De acordo com ele, a justiça não pode ser inalcançável. Por esse motivo, Barros Leitão ressalta que os defensores devem se empenhar em conhecer histórica e culturalmente os processos das tradições para discutir a legitimidade e a constitucionalidade da legislação de salvaguarda dos direitos quilombolas. “Só assim será possível a aplicação justa das normas legais e a garantia dos direitos humanos e sociais das comunidades tradicionais “, afirmou.

O secretário enfatizou que a importância desse aprofundamento se deve às dificuldades enfrentadas na busca para a solução casos, como os relacionados a bens imateriais. “Existem situações em que as leis não são suficientes, ou não cobrem algumas especificidades no processo. É quando precisamos nos apoiar em pesquisas, das diferentes áreas do conhecimento para garantir a justiça”, explicou.

Frente a frente com a cultura – Em concordância, o diretor do Departamento de Promoção e Fomento da Cultura Negra da FCP, Lindivaldo Junior, referiu a iniciativa como imprescindível para melhor compreensão da dinâmica e da dimensão histórico-cultural dos valores tradicionais a partir do diálogo. De acordo com ele devem ser criados mais espaços de aproximação entre os operadores de Direito e os agentes culturais.

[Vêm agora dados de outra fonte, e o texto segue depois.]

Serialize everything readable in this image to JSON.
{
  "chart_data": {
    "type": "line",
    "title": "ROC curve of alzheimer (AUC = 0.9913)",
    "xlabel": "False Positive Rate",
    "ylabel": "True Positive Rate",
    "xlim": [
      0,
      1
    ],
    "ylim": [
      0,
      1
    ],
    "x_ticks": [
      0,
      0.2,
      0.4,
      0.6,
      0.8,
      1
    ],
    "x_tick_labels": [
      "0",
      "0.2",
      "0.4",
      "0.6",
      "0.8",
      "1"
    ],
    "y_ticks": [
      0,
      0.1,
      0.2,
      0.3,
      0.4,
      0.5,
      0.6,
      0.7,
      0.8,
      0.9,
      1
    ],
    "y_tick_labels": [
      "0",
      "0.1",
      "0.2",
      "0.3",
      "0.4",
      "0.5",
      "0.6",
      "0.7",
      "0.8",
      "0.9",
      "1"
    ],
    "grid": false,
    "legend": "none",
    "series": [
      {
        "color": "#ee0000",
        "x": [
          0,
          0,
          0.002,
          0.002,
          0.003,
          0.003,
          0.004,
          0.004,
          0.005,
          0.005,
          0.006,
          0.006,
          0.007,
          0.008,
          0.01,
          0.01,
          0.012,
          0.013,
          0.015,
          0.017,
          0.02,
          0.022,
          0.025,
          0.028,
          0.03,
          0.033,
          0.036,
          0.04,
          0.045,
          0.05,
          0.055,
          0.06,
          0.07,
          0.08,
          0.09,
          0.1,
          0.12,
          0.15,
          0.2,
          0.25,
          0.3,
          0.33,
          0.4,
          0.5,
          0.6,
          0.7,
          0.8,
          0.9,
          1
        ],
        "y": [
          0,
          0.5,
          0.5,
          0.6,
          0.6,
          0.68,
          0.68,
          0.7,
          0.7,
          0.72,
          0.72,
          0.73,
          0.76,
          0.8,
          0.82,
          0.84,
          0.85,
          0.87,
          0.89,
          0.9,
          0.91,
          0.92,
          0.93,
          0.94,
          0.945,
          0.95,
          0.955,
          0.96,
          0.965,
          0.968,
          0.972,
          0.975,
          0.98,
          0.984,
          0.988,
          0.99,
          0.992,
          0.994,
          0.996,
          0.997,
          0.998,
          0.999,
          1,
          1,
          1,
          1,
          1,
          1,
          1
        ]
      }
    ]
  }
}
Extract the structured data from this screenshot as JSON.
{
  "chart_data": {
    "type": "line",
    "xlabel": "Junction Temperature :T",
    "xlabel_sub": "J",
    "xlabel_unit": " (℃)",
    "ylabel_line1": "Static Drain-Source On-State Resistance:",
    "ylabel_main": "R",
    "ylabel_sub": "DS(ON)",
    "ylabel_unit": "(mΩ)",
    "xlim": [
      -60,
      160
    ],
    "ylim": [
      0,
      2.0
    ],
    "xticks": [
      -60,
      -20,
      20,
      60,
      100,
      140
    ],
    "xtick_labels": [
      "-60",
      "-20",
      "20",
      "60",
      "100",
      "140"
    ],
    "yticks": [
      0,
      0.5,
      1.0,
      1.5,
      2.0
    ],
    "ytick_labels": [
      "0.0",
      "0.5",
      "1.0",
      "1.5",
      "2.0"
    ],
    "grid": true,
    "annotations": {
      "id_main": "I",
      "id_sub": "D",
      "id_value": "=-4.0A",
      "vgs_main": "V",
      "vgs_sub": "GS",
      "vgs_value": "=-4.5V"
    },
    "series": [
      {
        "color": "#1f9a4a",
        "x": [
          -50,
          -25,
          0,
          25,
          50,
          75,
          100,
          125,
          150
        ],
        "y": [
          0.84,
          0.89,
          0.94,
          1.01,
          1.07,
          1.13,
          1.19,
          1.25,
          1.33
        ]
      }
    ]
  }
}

A Ialorixá Dora Barreto do terreiro Ilê Axé T’Ojú Labá, da Cidade Ocidental, em Goiás, cuida de crianças em vulnerabilidade. Ela falou sobre o papel social dos terreiros e sobre as dificuldades que estes encontram para prestar assistência às suas comunidades locais. “Os terreiros fazem, há décadas, o que o Estado deveria fazer. Quando buscamos apoio somos vítimas de preconceitos, esbarramos na burocracia e percebemos a incompreensão de que as lideranças religiosas também têm o papel de formar cidadãos”, afirmou.

Ela ressaltou que a sociedade brasileira só terá progresso de fato, quando cada pessoa assumir o seu papel e todos, governo e sociedade aprenderem a trabalhar em conjunto.

Saberes ameaçados – João Antônio Pereira e Joana Benedita Pereira, mestres de saberes do Quilombo Mesquita, de Goiás, deram depoimentos de suas experiências de vida no auge de uma situação de conflito. O quilombo é o mais próximo da capital federal. Está situado à 45km de Brasília e sofre com o sufocamento gerado pela especulação imobiliária e a grilagem de terras, fatores que colocam em risco muitos aspectos de sua cultura tradicional.

Dona Joana, contou como criou 11 filhos a partir dos recursos das plantas. Dos onze, de pelo menos metade ela fez os próprios partos devido à ausência de hospital e de transporte para as cidades mais próximas. Conhecedora dos potenciais medicinais de espécies do Cerrado, já teve curas consideradas impossíveis pelos médicos, associadas às suas intervenções. A mata virgem do bioma, no ponto do quilombo onde dona Joana mora, está praticamente reduzida ao que ela preserva no quintal.

Já seu João, mestre marmeleiro, falou da exposição do cultivo do marmelo à extinção, no quilombo que foi sustentado por essa cultura por mais de três séculos. “Hoje, somente três famílias cultivam o fruto e fazem o doce como foi ensinado pelos antepassados. Somos resistentes, mas ficamos preocupados com o que vai acontecer num futuro próximo”, desabafou alertando para os desafios enfrentados diariamente: ameaças de morte, agressões psicológicas e tomadas de lotes pelos grileiros com quem dividem o território.

Perspectivas humanas – Alessandra Ribeiro Martins, liderança jongueira da Comunidade Dito Ribeiro, em Campinas, São Paulo, apresentou o jongo como manifestação de preservação de costumes e memória negra. Detalhou sua infância, adolescência e o reencontro com os valores ancestrais de sua família. É hoje, considerada a grande defensora dessa cultura, inclusive no meio acadêmico.

Alessandra que seguiu os passos do avô, que dá nome à sua comunidade, aprendeu com ele dois dos maiores legados das comunidades jongueiras: a união e a fé. “É o que precisamos ter sempre. Não percamos a fé nas relações, nas parcerias, nem de que por meio da lei, podemos colocar no papel nossos direitos”, disse Alessandra.

Participaram ainda, do evento, Elaine Monteiros (Universidade Federal Fluminense e Pontão de Cultura do Jongo); Carlos Eduardo Paz (Defensoria Pública da União); Nelson Inocêncio, (Núcleo de Estudos Afro-Brasileiro);  e, Robson de Souza (Defensoria Pública da União).